Dans une première partie, le Pr James D. Chalmers, de Dundee en Ecosse, a rappelé que la découverte de bactéries dans le poumon ne date que de quelques années. « Au départ on pensait que le milieu était stérile », précise-le Pr Pison. Le Pr Chalmers a présenté une revue de la littérature sur les déterminants de ces microbiotes en fonction de l’âge, de la génétique, des médicaments (antibiotiques, cortisone…), de l’environnement et de la maladie des patients. Il a montré qu’il n’y avait pas d’influence du sexe. « Dans la série de la médecine personnalisée, voilà une nouvelle strate qui est extrêmement informative. Mais, on ne sait pas encore très bien comment le mesurer en routine », souligne le Pr Pison. Faut-il le mesurer sur l’expectoration ? Faut-il faire des analyses très complètes ? Peut-on aller analyser directement les métabolites que l’on exhale ?  Faut-il décrypter la taxonomie de ce microbiote ?

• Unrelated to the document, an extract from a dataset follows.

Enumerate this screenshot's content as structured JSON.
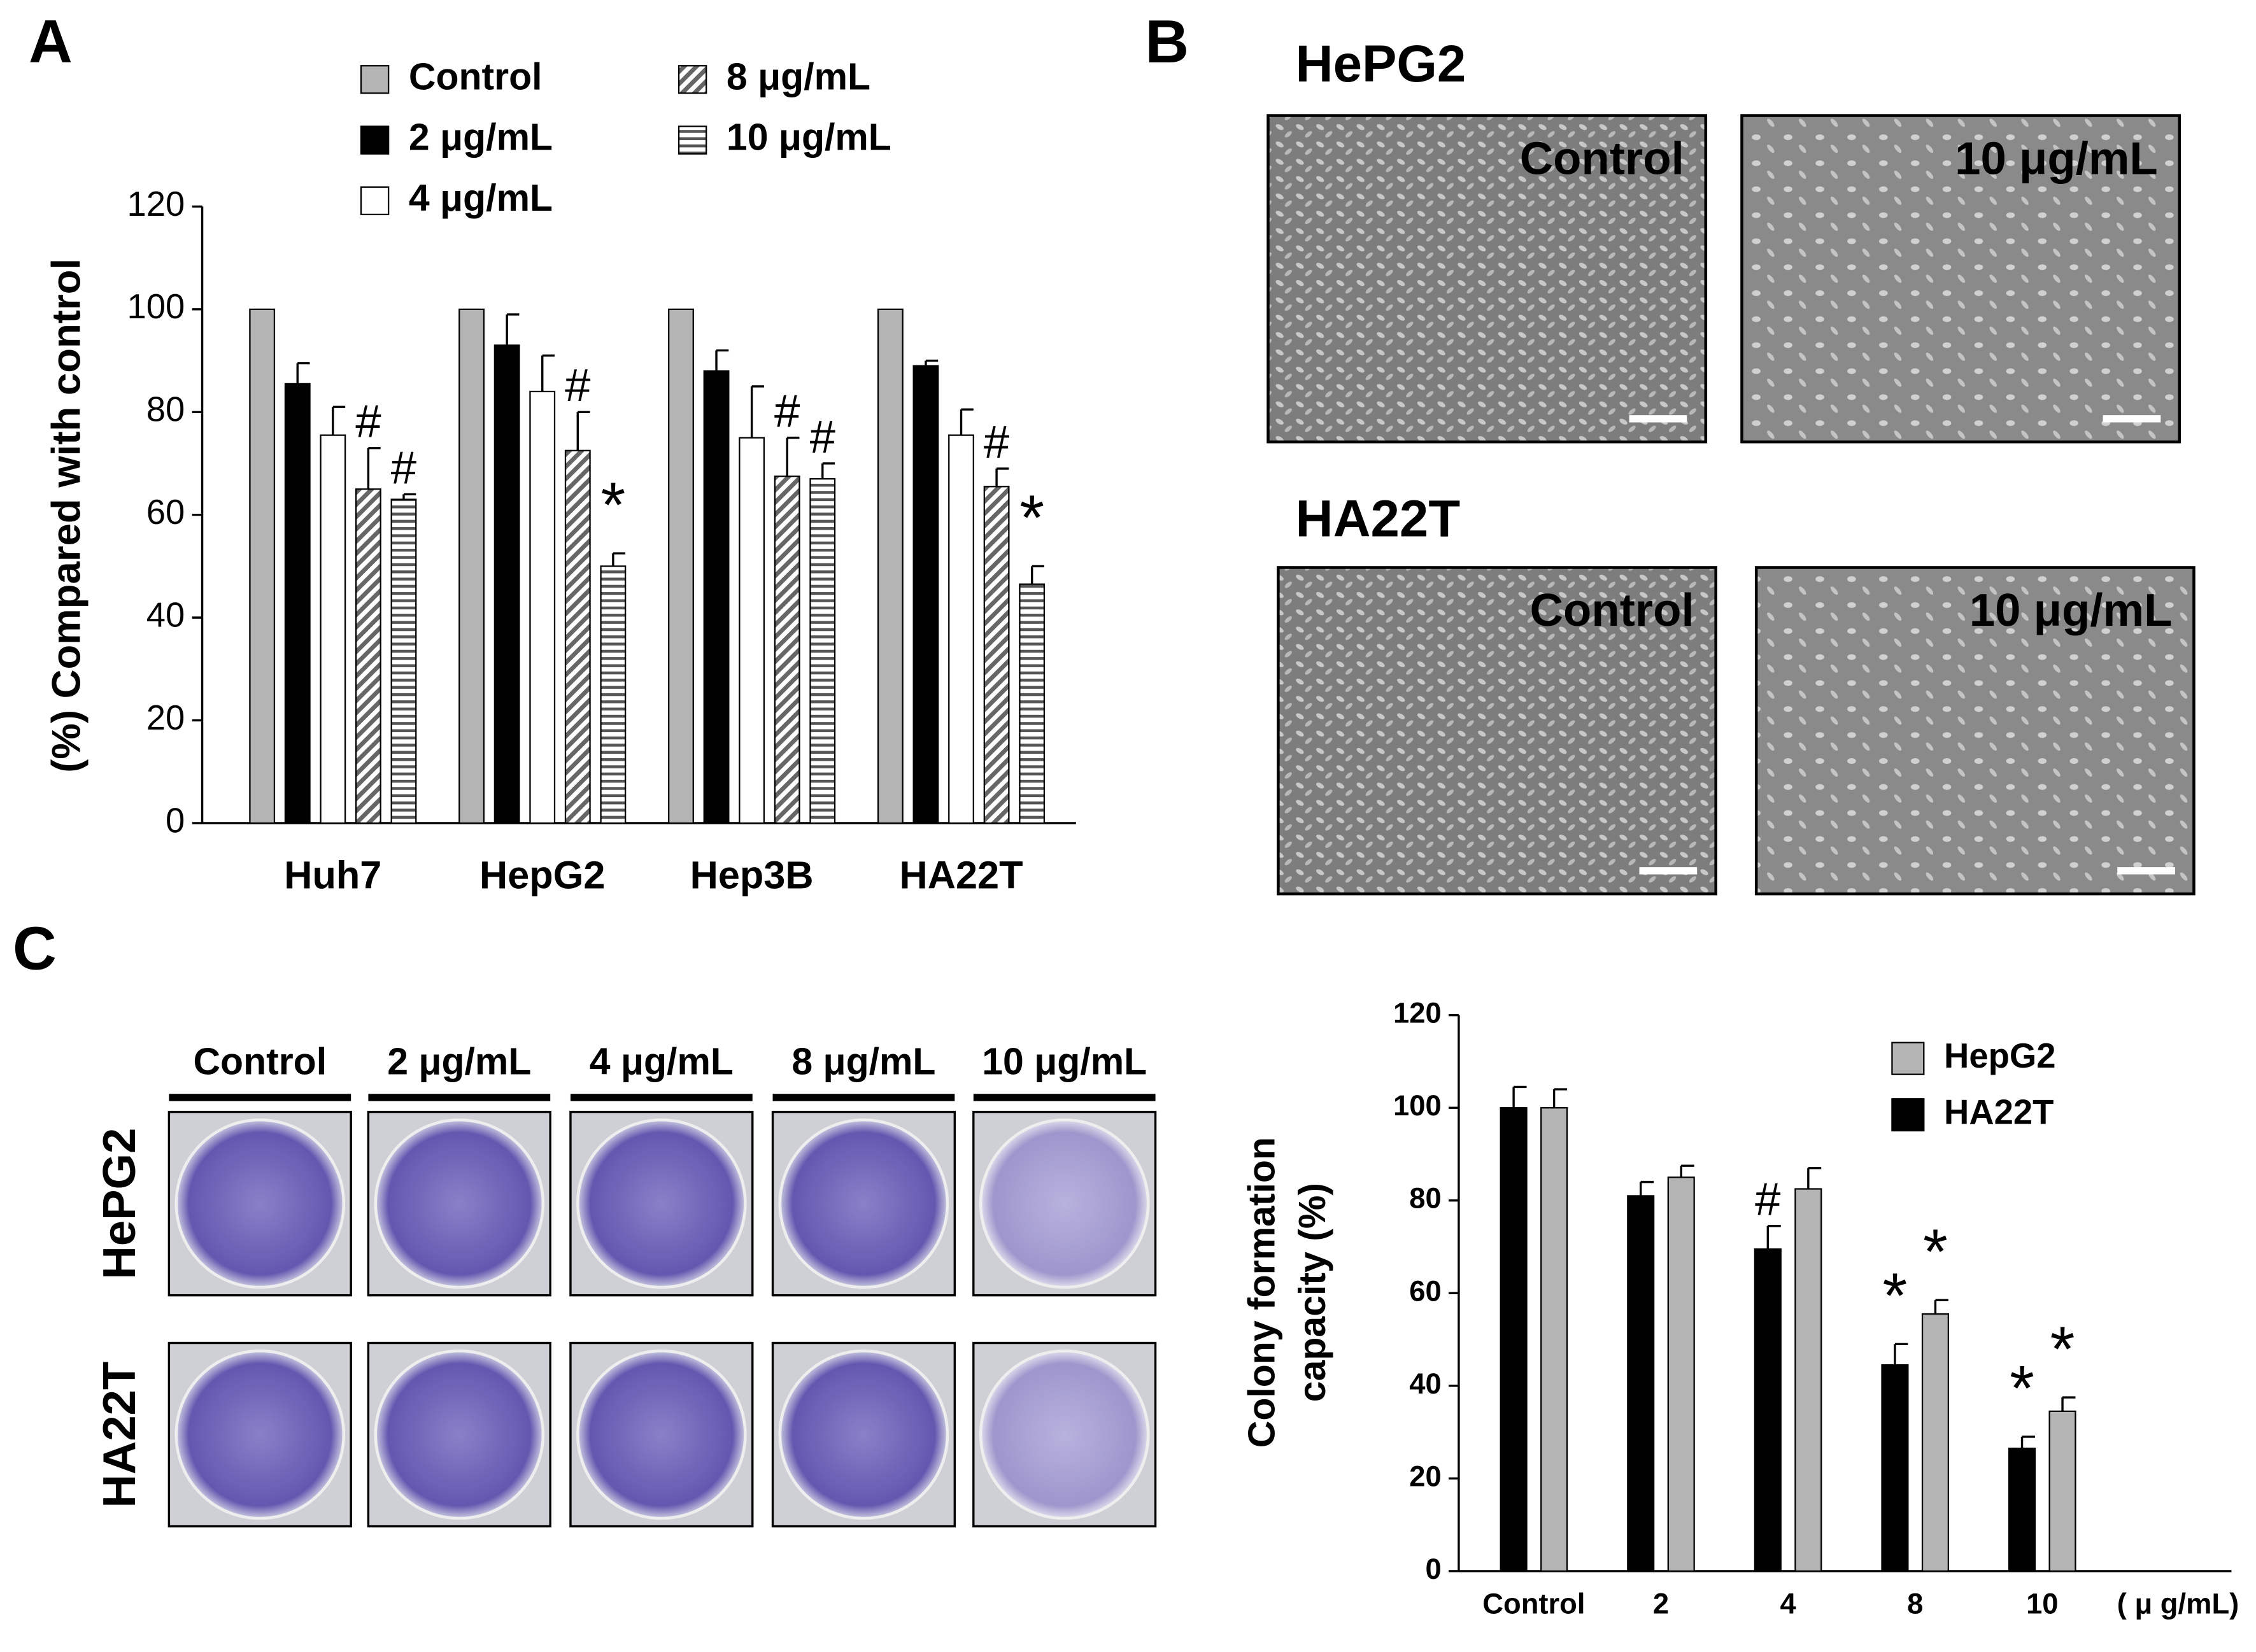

Dans une deuxième partie, Karoline Faust (Leuven, Belgium) a modélisé les interactions entre les différents micro-organismes. « On voit bien que la bioinformatique et la modélisation sont très importantes pour essayer de comprendre cette écologie, de comprendre comment ces groupes de bactéries se comportent entre elles et de prédire des réponses », explique le Pr Pison.

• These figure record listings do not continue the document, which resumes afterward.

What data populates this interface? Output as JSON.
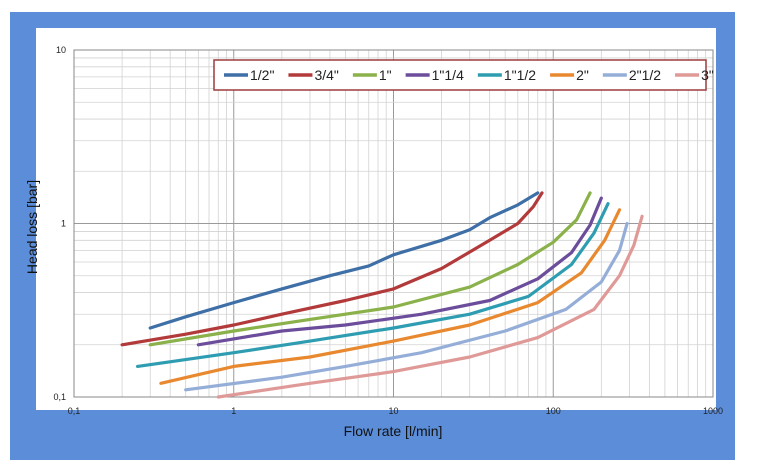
{
  "chart_data": {
    "type": "line",
    "xscale": "log",
    "yscale": "log",
    "xlim": [
      0.1,
      1000
    ],
    "ylim": [
      0.1,
      10
    ],
    "xlabel": "Flow rate [l/min]",
    "ylabel": "Head loss [bar]",
    "x_tick_labels": [
      "0,1",
      "1",
      "10",
      "100",
      "1000"
    ],
    "y_tick_labels": [
      "0,1",
      "1",
      "10"
    ],
    "grid": true,
    "legend_position": "top-right",
    "series": [
      {
        "name": "1/2\"",
        "color": "#3e6fa6",
        "x": [
          0.3,
          0.5,
          1,
          2,
          4,
          7,
          10,
          20,
          30,
          40,
          60,
          80
        ],
        "y": [
          0.25,
          0.29,
          0.35,
          0.42,
          0.5,
          0.57,
          0.66,
          0.8,
          0.92,
          1.08,
          1.28,
          1.5
        ]
      },
      {
        "name": "3/4\"",
        "color": "#b23a3a",
        "x": [
          0.2,
          0.5,
          1,
          2,
          5,
          10,
          20,
          40,
          60,
          75,
          85
        ],
        "y": [
          0.2,
          0.23,
          0.26,
          0.3,
          0.36,
          0.42,
          0.55,
          0.8,
          1.0,
          1.25,
          1.5
        ]
      },
      {
        "name": "1\"",
        "color": "#8ab14a",
        "x": [
          0.3,
          1,
          3,
          10,
          30,
          60,
          100,
          140,
          170
        ],
        "y": [
          0.2,
          0.24,
          0.28,
          0.33,
          0.43,
          0.58,
          0.78,
          1.05,
          1.5
        ]
      },
      {
        "name": "1\"1/4",
        "color": "#6c4d9b",
        "x": [
          0.6,
          2,
          5,
          15,
          40,
          80,
          130,
          170,
          200
        ],
        "y": [
          0.2,
          0.24,
          0.26,
          0.3,
          0.36,
          0.48,
          0.68,
          0.98,
          1.4
        ]
      },
      {
        "name": "1\"1/2",
        "color": "#2f9db1",
        "x": [
          0.25,
          1,
          3,
          10,
          30,
          70,
          130,
          180,
          220
        ],
        "y": [
          0.15,
          0.18,
          0.21,
          0.25,
          0.3,
          0.38,
          0.58,
          0.88,
          1.3
        ]
      },
      {
        "name": "2\"",
        "color": "#e8892f",
        "x": [
          0.35,
          1,
          3,
          10,
          30,
          80,
          150,
          210,
          260
        ],
        "y": [
          0.12,
          0.15,
          0.17,
          0.21,
          0.26,
          0.35,
          0.52,
          0.8,
          1.2
        ]
      },
      {
        "name": "2\"1/2",
        "color": "#94aed8",
        "x": [
          0.5,
          2,
          5,
          15,
          50,
          120,
          200,
          260,
          290
        ],
        "y": [
          0.11,
          0.13,
          0.15,
          0.18,
          0.24,
          0.32,
          0.46,
          0.7,
          1.0
        ]
      },
      {
        "name": "3\"",
        "color": "#df9a98",
        "x": [
          0.8,
          3,
          10,
          30,
          80,
          180,
          260,
          320,
          360
        ],
        "y": [
          0.1,
          0.12,
          0.14,
          0.17,
          0.22,
          0.32,
          0.5,
          0.75,
          1.1
        ]
      }
    ]
  }
}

Dans une troisième partie, Patricia Lepage (INRA, Jouy en Josas, France) a abordé le concept de résilience. Après une agression, qu’elle soit infectieuse, environnementale, nutritionnelle ou antibiotique, comment le microbiote revient ou ne revient pas à l’état antérieur. « C’est un grand mystère, le microbiote est en général très stable mais qu’elles sont les circonstances qui le déstabilisent et le rendent dys-symbiotique ? ».

L’oratrice a ensuite abordé la question de la modulation du microbiote. « Les modifications du microbiote seraient probablement causales et non pas la conséquence des maladies digestives », souligne le pneumologue français.

Quelles applications en pneumologie ? Dans le futur, les experts espèrent des avancées dans l’asthme et la BPCO. Mais déjà, la mesure du microbiote avant de démarrer une immunothérapie dans le cancer du poumon est en passe de devenir une routine. « Si votre microbiote est modifié avant de démarrer une immunothérapie pour un cancer du poumon, il n’y a aucun effet. Une antibiothérapie aussi banale soit-elle par une ampicilline avant une immunothérapie anéanti tout espoir de réponse. Cela a été la grande découverte de 2018 que nous a rappelé Patricia Lepage », conclut le médecin grenoblois.